Como romancista, Pierre Lemaitre diz que tenta "fazer as coisas bem, de forma simples", e que as personagens "vivem em constante contraste" com uma história complicada.

Ao longo do romance, não são raras as vezes em que a narrativa é quase uma conversa com o leitor, sobretudo nos episódios mais agitados como a batalha.

"Toma-o um desmaio, o coração cede, apaga-se-lhe a razão, e ele afunda-se. Albert Maillard, soldado, acaba de morrer", escreve o autor na página 34, quando na verdade um dos dois protagonistas surge vivo na página seguinte.

"Há um carácter de oralidade. O que eu gosto na literatura é naturalmente contar uma história e ter um bom público, cativar o público, e é por isso que o narrador intervém de uma forma como se estivesse a falar com o leitor. É também por isso que eu próprio li o meu texto para o áudio-livro", explica Pierre Lemaitre.
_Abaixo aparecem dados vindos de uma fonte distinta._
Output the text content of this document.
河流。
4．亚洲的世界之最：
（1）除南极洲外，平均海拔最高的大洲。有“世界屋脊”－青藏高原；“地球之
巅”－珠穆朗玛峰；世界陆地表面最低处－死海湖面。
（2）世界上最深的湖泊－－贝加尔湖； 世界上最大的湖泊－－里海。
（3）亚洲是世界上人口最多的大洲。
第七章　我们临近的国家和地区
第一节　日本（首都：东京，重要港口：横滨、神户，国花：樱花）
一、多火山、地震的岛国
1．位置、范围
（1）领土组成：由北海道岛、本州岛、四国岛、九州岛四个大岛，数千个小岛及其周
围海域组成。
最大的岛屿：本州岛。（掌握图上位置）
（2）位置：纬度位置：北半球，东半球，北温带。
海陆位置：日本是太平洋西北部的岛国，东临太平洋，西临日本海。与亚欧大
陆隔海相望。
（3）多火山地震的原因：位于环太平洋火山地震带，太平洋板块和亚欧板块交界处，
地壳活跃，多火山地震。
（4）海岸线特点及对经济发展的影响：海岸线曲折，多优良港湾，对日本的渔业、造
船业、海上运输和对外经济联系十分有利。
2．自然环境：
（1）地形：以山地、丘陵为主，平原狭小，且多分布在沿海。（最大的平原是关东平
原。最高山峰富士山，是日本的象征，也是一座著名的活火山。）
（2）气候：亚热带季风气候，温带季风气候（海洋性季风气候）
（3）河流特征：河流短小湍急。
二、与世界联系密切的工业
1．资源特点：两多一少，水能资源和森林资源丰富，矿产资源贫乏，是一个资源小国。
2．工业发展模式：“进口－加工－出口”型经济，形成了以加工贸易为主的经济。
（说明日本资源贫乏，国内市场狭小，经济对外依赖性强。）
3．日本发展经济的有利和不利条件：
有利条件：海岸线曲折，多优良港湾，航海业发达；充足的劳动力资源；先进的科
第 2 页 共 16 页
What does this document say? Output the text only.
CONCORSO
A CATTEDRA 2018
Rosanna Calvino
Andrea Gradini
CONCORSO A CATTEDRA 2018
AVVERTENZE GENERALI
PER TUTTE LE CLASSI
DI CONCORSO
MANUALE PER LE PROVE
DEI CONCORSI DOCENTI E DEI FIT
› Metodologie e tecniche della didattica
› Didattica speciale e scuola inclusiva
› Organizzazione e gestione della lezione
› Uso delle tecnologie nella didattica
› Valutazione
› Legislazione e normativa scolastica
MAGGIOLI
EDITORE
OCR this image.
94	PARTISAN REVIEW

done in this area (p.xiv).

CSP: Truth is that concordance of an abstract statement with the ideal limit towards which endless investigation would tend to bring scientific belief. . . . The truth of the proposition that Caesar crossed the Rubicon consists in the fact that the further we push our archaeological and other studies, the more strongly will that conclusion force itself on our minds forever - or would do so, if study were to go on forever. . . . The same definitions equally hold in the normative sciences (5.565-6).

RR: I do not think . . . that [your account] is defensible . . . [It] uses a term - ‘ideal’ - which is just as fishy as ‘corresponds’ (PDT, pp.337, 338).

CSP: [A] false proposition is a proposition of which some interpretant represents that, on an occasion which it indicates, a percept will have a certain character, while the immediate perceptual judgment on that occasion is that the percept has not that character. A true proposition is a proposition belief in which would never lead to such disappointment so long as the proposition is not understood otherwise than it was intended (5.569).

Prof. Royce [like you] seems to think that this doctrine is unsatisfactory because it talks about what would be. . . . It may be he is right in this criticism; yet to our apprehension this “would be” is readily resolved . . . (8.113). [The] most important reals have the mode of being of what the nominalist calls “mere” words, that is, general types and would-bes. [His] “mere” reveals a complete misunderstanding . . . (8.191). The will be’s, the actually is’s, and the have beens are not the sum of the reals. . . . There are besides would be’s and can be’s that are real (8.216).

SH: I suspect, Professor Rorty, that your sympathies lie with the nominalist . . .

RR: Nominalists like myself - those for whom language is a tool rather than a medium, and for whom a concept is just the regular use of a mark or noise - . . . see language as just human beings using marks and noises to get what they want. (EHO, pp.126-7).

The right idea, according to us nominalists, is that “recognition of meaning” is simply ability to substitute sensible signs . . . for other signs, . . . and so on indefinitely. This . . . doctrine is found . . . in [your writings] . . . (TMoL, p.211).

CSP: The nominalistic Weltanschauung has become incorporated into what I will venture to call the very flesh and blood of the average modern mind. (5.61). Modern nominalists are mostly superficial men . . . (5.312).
O título "Até nos vermos lá em cima" ("Au revoir là-haut", no original) foi "retirado" de uma carta verdadeira que um soldado condenado à morte por deserção escreveu à mulher e é aplicada várias vezes ao longo do livro e em diferentes circunstâncias.

O livro "Até nos vermos lá em cima" de Pierre Lemaitre (491 páginas, editora Clube do Autor, tradução de Miguel Serras Pereira), foi o "melhor romance francês do ano" 2013 (Prémio Goncourt) e foi publicado na semana passada em Portugal.